C.J. – Vamos sim e porquê? Na Comunidade Europeia o que aconteceu foi que se criou um fundo de compensação para apoiar os países que apresentavam desequilíbrios económicos muito fortes. No caso de África Austral, Moçambique é um deles. Na Europa, alguns países tiveram que se sacrificar para se conseguir criar um bloco que estivesse ao mesmo nível que os Estados Unidos, China, Japão e, na altura, União Soviética, hoje Rússia. Ora, o fundo de compensação foi para a aderência de países como Espanha, Portugal, Grécia... Moçambique não está a beneficiar de nenhum fundo de compensação. Não tem meios para desenvolver determinadas indústrias, não tem meios para criar um certo equilíbrio na prestação de serviços. Por exemplo, na área do turismo, temos potencial e essa poderia ser a nossa “arma” de troca mas ela não está a servir-nos. Olha, não basta dizer que já temos acesso à praia do Bilene; Já temos acesso à Ponta de Ouro.... porque ir para água, tudo muito bem. Mas quando saio da água às 15.00 horas para onde é que vou? O turista sai da praia para o hotel ou “bangaló”. Mas o turismo não é só isso, o turismo é isso e mais algumas coisas à volta que criam a atracção turística, onde se pode passear no período da manhã, à tarde ou à noite. Coisas que pode ver de interesse nacional. Nós não temos isso. Podemos, sim, ter um hotel de cinco estrelas perto de uma praia, as melhores casa de campo de praia do mundo mas faltam as actividades complementares de laser e diversão.

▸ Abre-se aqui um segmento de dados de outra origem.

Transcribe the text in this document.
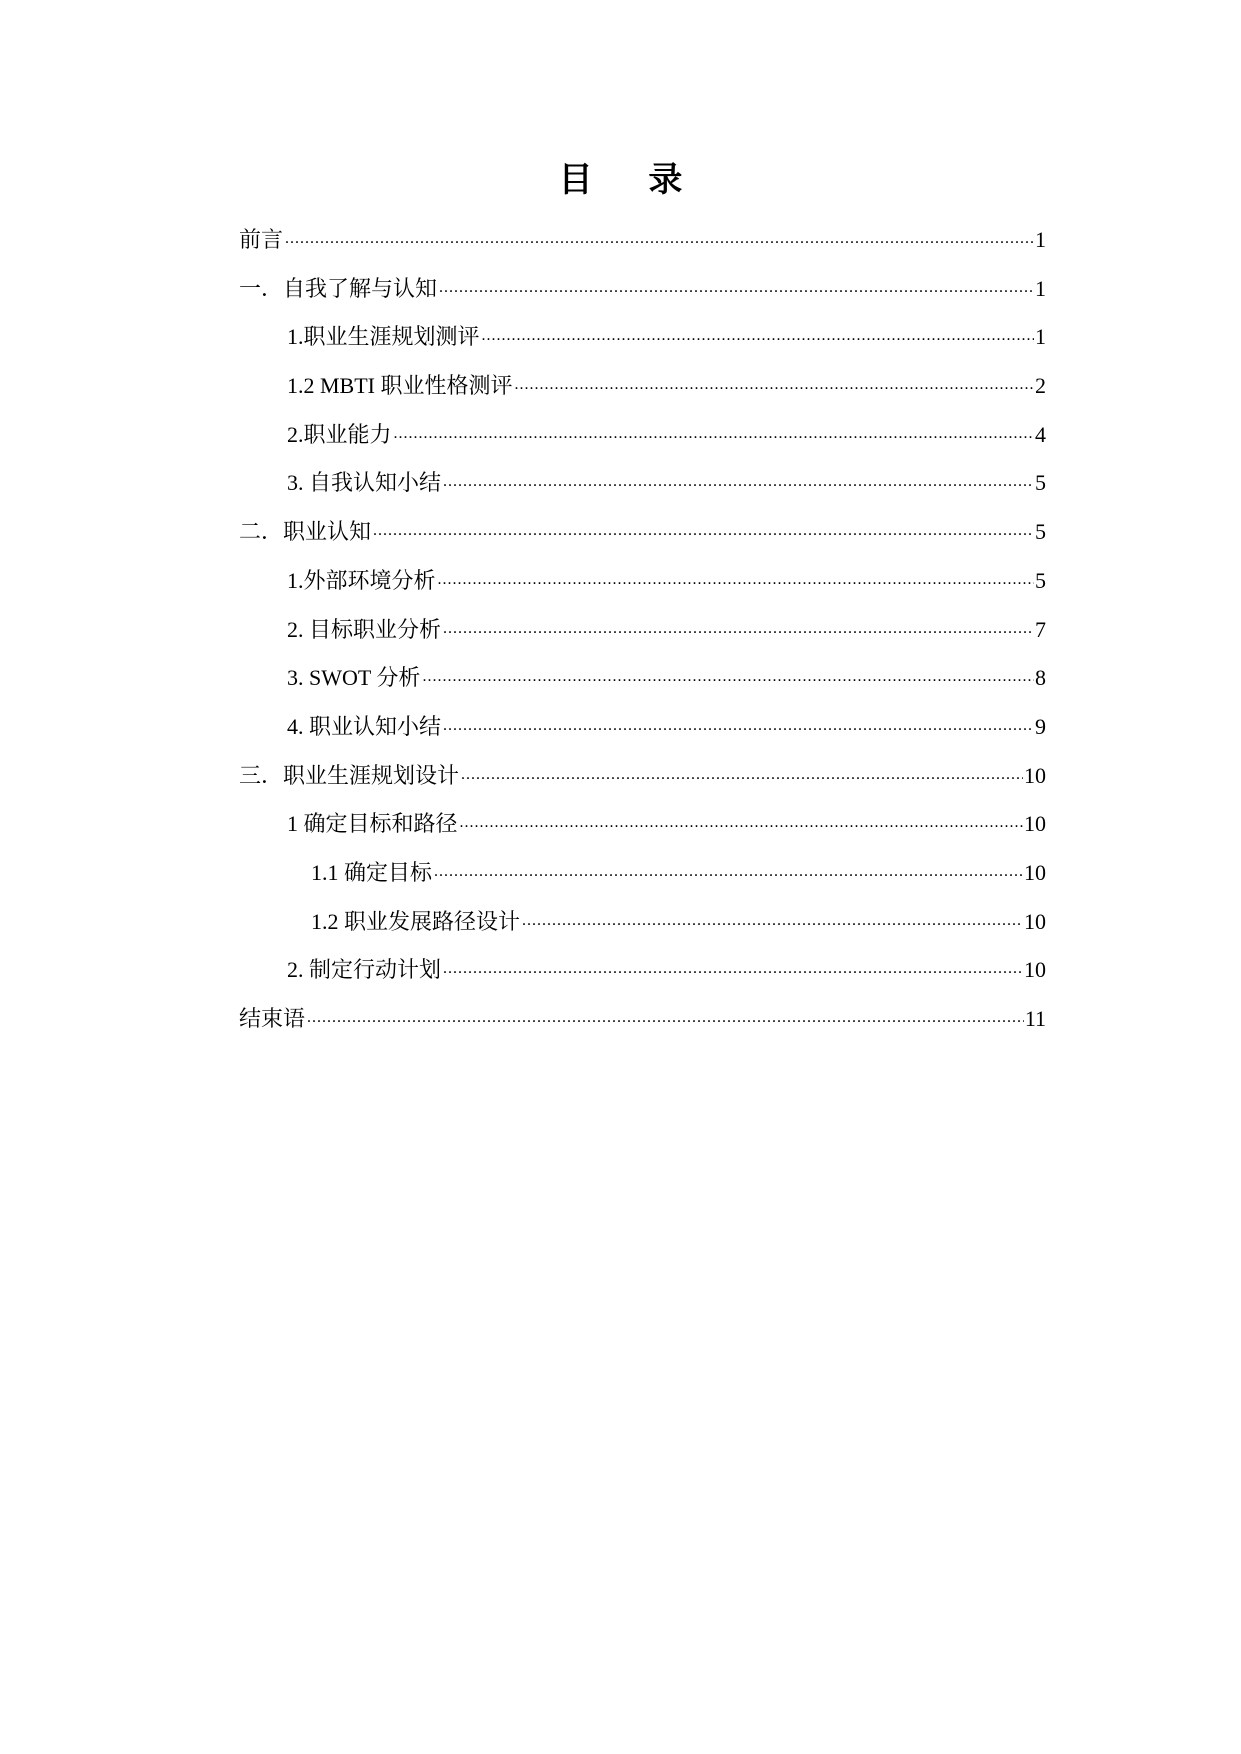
目 录
前言 .....	1
一．自我了解与认知 .....	1
1.职业生涯规划测评 .....	1
1.2 MBTI 职业性格测评 .....	2
2.职业能力 .....	4
3. 自我认知小结 .....	5
二．职业认知 .....	5
1.外部环境分析 .....	5
2. 目标职业分析 .....	7
3. SWOT 分析 .....	8
4. 职业认知小结 .....	9
三．职业生涯规划设计 .....	10
1 确定目标和路径 .....	10
1.1 确定目标 .....	10
1.2 职业发展路径设计 .....	10
2. 制定行动计划 .....	10
结束语 .....	11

A pergunta que fica no ar é: O que é que nós temos? O que é que estamos a fazer?


É INCONCEBÍVEL QUE O PR CRIE NORMAS INCONSTITUCIONAIS

Maputo, Sábado, 12 de Janeiro de 2008:: Notícias
NOT – Como vê o facto da Presidência da República ter aprovado normas que mais tarde vieram a mostrar-se feridas de inconstitucionalidade e ilegalidade?

C.J. – É, simplesmente, inconcebível; é inadmissível, é gravíssimo, quando o Presidente da República vai promulgar leis inconstitucionais ou feridas de inconstitucionalidade (porque pode ser uma norma e não a lei toda). A partir do momento que aparece a segunda inconstitucionalidade, há obrigação do Presidente da República de tomar uma posição em relação às pessoas que estão à volta dessas tarefas.

NOT – Há, também, o Conselho Constitucional, a quem o Presidente pode recorrer em caso de dúvida.

C.J. – Repare, o Presidente da República apanha pela tabela mas não há nenhum Presidente no mundo que sabe de tudo. Ele tem os seus assessores. São os assessores que aconselham o Presidente da República, antes de promulgar a lei, eventualmente, eles pela sua modéstia, sugerem para se consultar o Conselho Constitucional. ao Presidente da República dizem para assinar e ele assina. Quando o Ministro da Saúde diz algo ao Presidente da República ele faz fé e acredita porque o Presidente da República não é médico, não cursou medicina. Ele confia no seu ministro. Nestes casos, o Presidente da República é, de facto culpado, porque é ele que subscreve o documento mas na verdade não se pode olhar só para ele. Dai que afirmamos que os assessores do Presidente da República para a área jurídica mostram uma certa mediocridade porque é inadmissível que tal a situação aconteça, em qualquer parte do mundo. Em dois anos e meio de governação quatro inconstitucionalidades, cinco, com a que travou! É mau, quando se tem em conta que estamos a falar de um Presidente de um partido que governa há mais de 30 anos. Será que não haverá mais, se analisarmos as coisas com mais profundidade, provavelmente. Quatro inconstitucionalidades em dois anos e meio, quando o anterior só teve uma em 15 anos. É grave! Na minha opinião, bastava só duas inconstitucionalidades para ele tomar uma posição em relação aos seus assessores. Aliás, se ele tomou a decisão, corajosa, diga-se, de mudar dois ministros da Agricultura em dois anos e meio, qual é o problema dele afastar os seus assessores para a área jurídica? Pessoas essas que estão a lhe criar embaraços a nível nacional e internacional. Internacional porque quando se verificam as inconstitucionalidades num determinado país o exterior está atento porque tem a ver com os investimentos. Os investidores querem ir para um país onde, de facto, existe um Estado de Direito e existe legalidade. Quando se cai de inconstitucionalidade em inconstitucionalidade, provavelmente, haverá muitas ilegalidades que não estão a ser reveladas. O Chefe de Estado deve também pensar nisso.